ENT - Brief Refresher to Field Extensions

Introduction

This is a very brief refresher of Field extensions. We assume basic knowledge of fields.

Field Extensions

Given the field of integers $\mathbb{Z} = \{…, -3, -2,-1, 0, 1 ,2,3,4,…\}$ , lets say I want to make this field larger by adding an extra element $\sqrt{2}$ to this field.

$K$ = $\{…, -3, -2,-1, 0, {\bf\sqrt{2}},1 ,2,3,4,…\}$

We would no longer have a field, because we no longer have closure under addition or multiplication; If I take 2 elements $\sqrt{2}$ and $5$ from $K$. The result $\sqrt{2} + 5$ is not in $K$. Lets add it!
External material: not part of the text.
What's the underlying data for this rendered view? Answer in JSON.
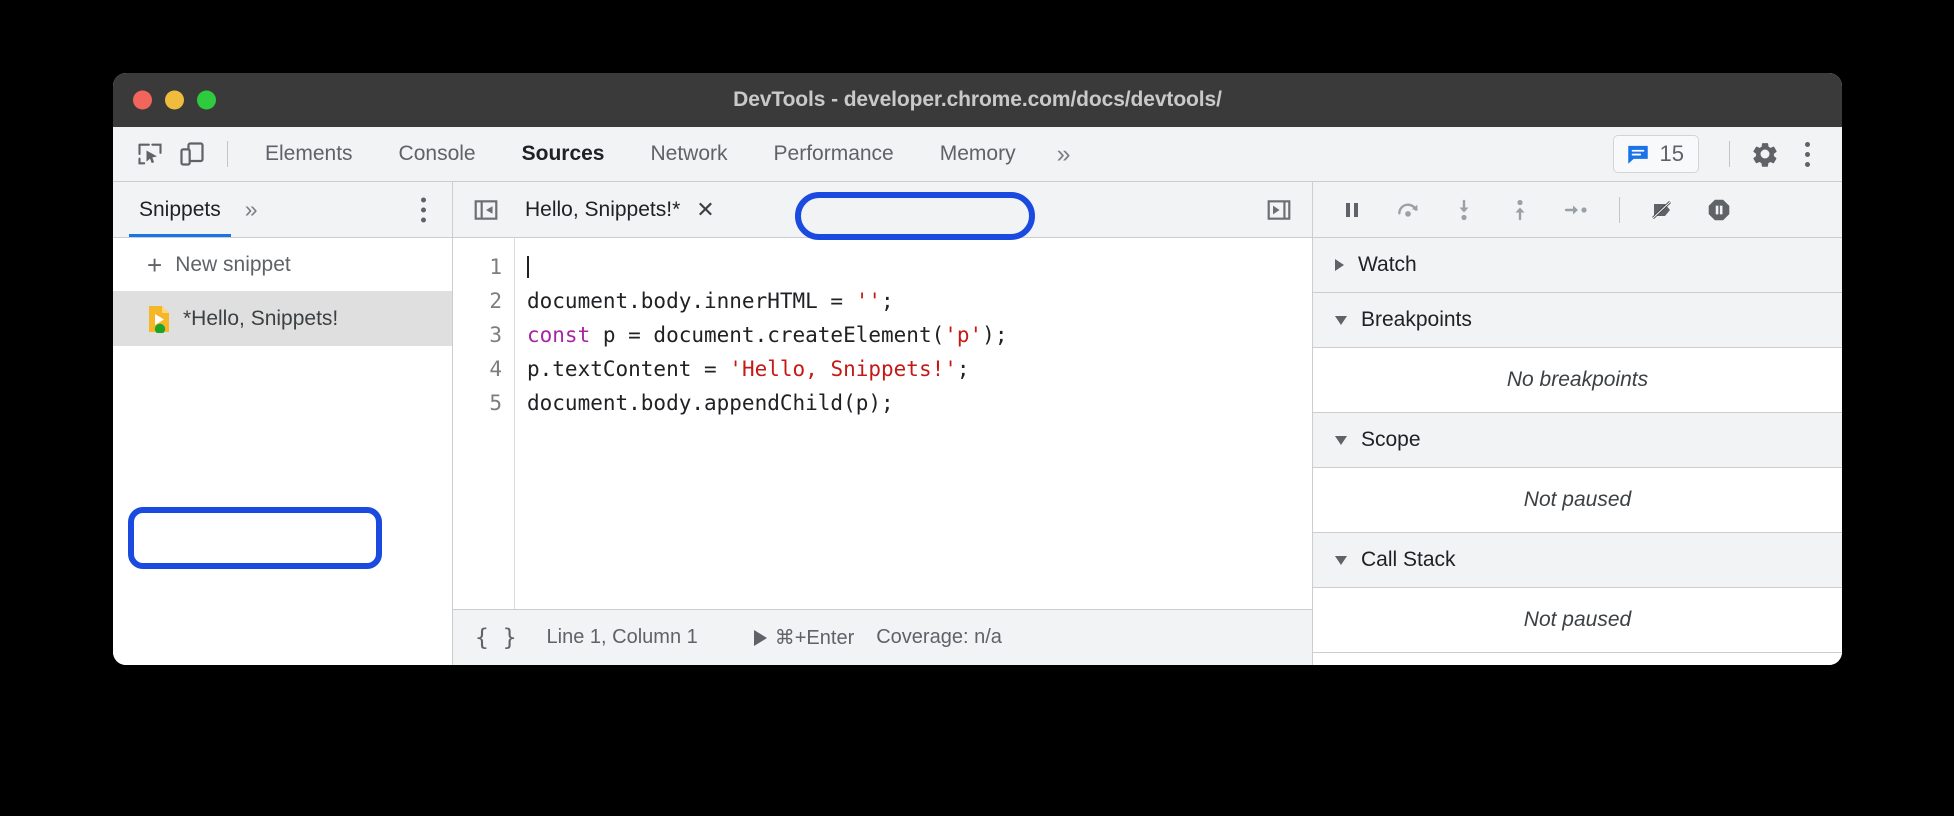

$K$ = $\{…, -3, -2,-1, 0, {\bf\sqrt{2}}, {\bf\sqrt{2} + 5},1 ,2,3,4,…\}$

But then we can argue that ${\bf\sqrt{2} + 3}$.

No worries, there is a way! We must simply add all elements of the form $a + b\sqrt{2}$ where $a,b \in \mathbb{Z}$.

So we can define $\mathbb{Z[\sqrt{2}]}$ as ${a + b\sqrt{2} : a,b \in \mathbb{Z}}$.

We call $\mathbb{Z[\sqrt{2}]}$ an extension of $\mathbb{Z}$. Notice that when $b=0$ we simply have our original field.

Field elements - reducibility.

Lets look at the $\mathbb{Z[\sqrt{4}]}$ . $\mathbb{Z[\sqrt{4}]}$ = $\{…, -3, -2,-1, 0, {\bf\sqrt{4}}, 1 ,2,3,4,…}$ = $\{…, -3, -2,-1, 0, {\bf2}, 1 ,2,3,4,…\}$ = $\{…, -3, -2,-1, 0, 1 ,2,3,4,…\}$ = $\mathbb{Z}$

The last simplification is because when sets with duplicate elements are the same.

Why did it not add more elements?

As observed, if the element you are adding to the field it already in the field, then you are not extending it.

It worked for $\sqrt{2}$ but not $\sqrt{4}$ because $\sqrt{4}$ can be reduced further to $2$ which is already in $\mathbb{Z}$.

Observe $\sqrt{8} = 2\sqrt{2} \in \mathbb{Z[\sqrt{2}]}$ . so using $\sqrt{8}$ does not extend further than $\mathbb{Z[\sqrt{2}]}$

Square-free

We note that if d is square-free, then $\mathbb{Z[\sqrt{d}]}$ will extend $\mathbb{Z}$.

(Un-related) Extending the real numbers

First we must find an element that is not in $\mathbb{R}$ and cannot be reduced further. We note that the square root of a negative number is not defined in set of real numbers.

Extending the real number : $\mathbb{R[\sqrt{-1}]} = {a+b\sqrt{-1} : a,b \in \mathbb{R}}$

We call $\mathbb{R[\sqrt{-1}]}$ the set of complex numbers and denote it with the symbol $\mathbb{C}$. The complex numbers can also be extended, but the element that extends it will not be the root of a polynomial. This follows from the fundamental theorem of algebra; where every polynomial of degree-n has n complex roots.